Renting a car:
Cars in Iceland range from mini Euro-style zippers to massive all-terrain campers
that look like tanks meant for the arctic tundra, but most people drive something in between.
We chose a four door jeep with low mileage. I tend to lean toward smaller cars that are easy on the wallet when fueling and easy to park. But in Iceland, the objectives in choosing a car are similar to to those in choosing a space ship. You want something highly reliable that can handle changing conditions and protect you from the elements. It has to drive on dirt and gravel, and when needed, forge small rivers that can pop up out of nowhere. You also want good brakes, traction, visibility and comfort.
Believe me when I say this is not the place to rent a wreck or short change yourself on a quality experience. An extra $20 a day won’t seem like much when you’re winding down a slick, muddy road surrounded by waterfalls and so much beauty that it will be hard to focus on driving. Iceland is magical – its awe-inspiring views and breathtaking scenery don’t cost one red cent – so pony up and make it great. You won’t regret it.

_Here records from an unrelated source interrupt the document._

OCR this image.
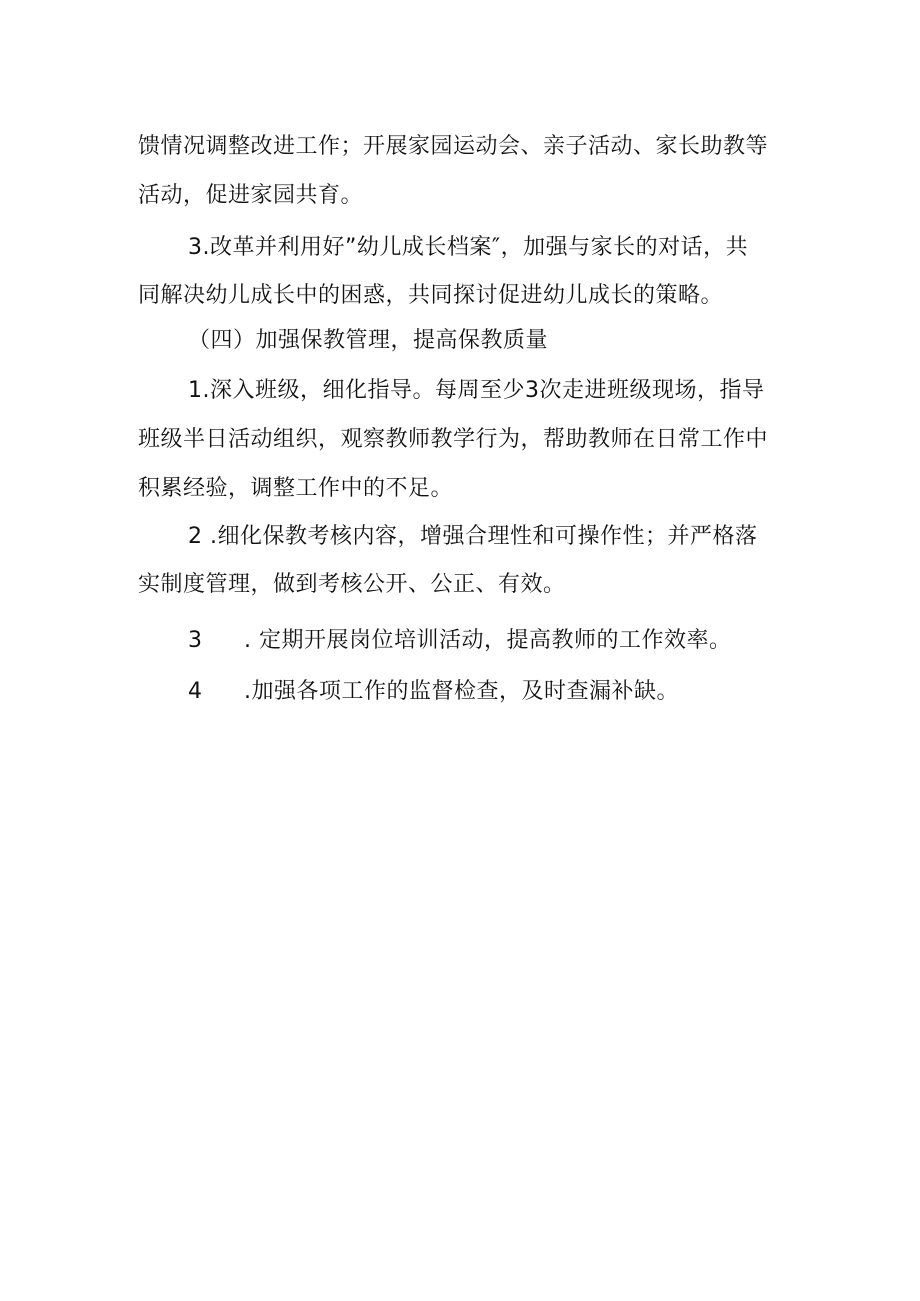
馈情况调整改进工作；开展家园运动会、亲子活动、家长助教等
活动，促进家园共育。
3.改革并利用好”幼儿成长档案″，加强与家长的对话，共
同解决幼儿成长中的困惑，共同探讨促进幼儿成长的策略。
（四）加强保教管理，提高保教质量
1.深入班级，细化指导。每周至少3次走进班级现场，指导
班级半日活动组织，观察教师教学行为，帮助教师在日常工作中
积累经验，调整工作中的不足。
2 .细化保教考核内容，增强合理性和可操作性；并严格落
实制度管理，做到考核公开、公正、有效。
3 . 定期开展岗位培训活动，提高教师的工作效率。
4 .加强各项工作的监督检查，及时查漏补缺。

I wouldn’t say this in most places, but when you rent a car in Iceland, buy
insurance. It covers some unusual but very real possibilities. I got several provisions here I wouldn’t buy elsewhere. One offered the usual comprehensive and collision protection, but I supplemented it with “pebble and wind’ insurance, which protects you from damage caused by pebbles flying through space at ungodly speeds as well as having your door fly clean off. This actually happens. There are few trees to gauge the wind and when the grass lays down it looks peaceful. If that ‘peaceful’ wind hits the rear of your car, you probably won’t think about it until you open the door and it almost jerks your arm off.
I waived the theft insurance for reasons already explained, but the only thing you can’t insure is damage caused by being swept down a river. You’re on your own there, which is another reason why I chose a jeep. It would be bad enough to be swept down a river with my wife cursing my name, only to end up at the bottom of a fjord somewhere, but drowning in a tiny compact would be too much to bear.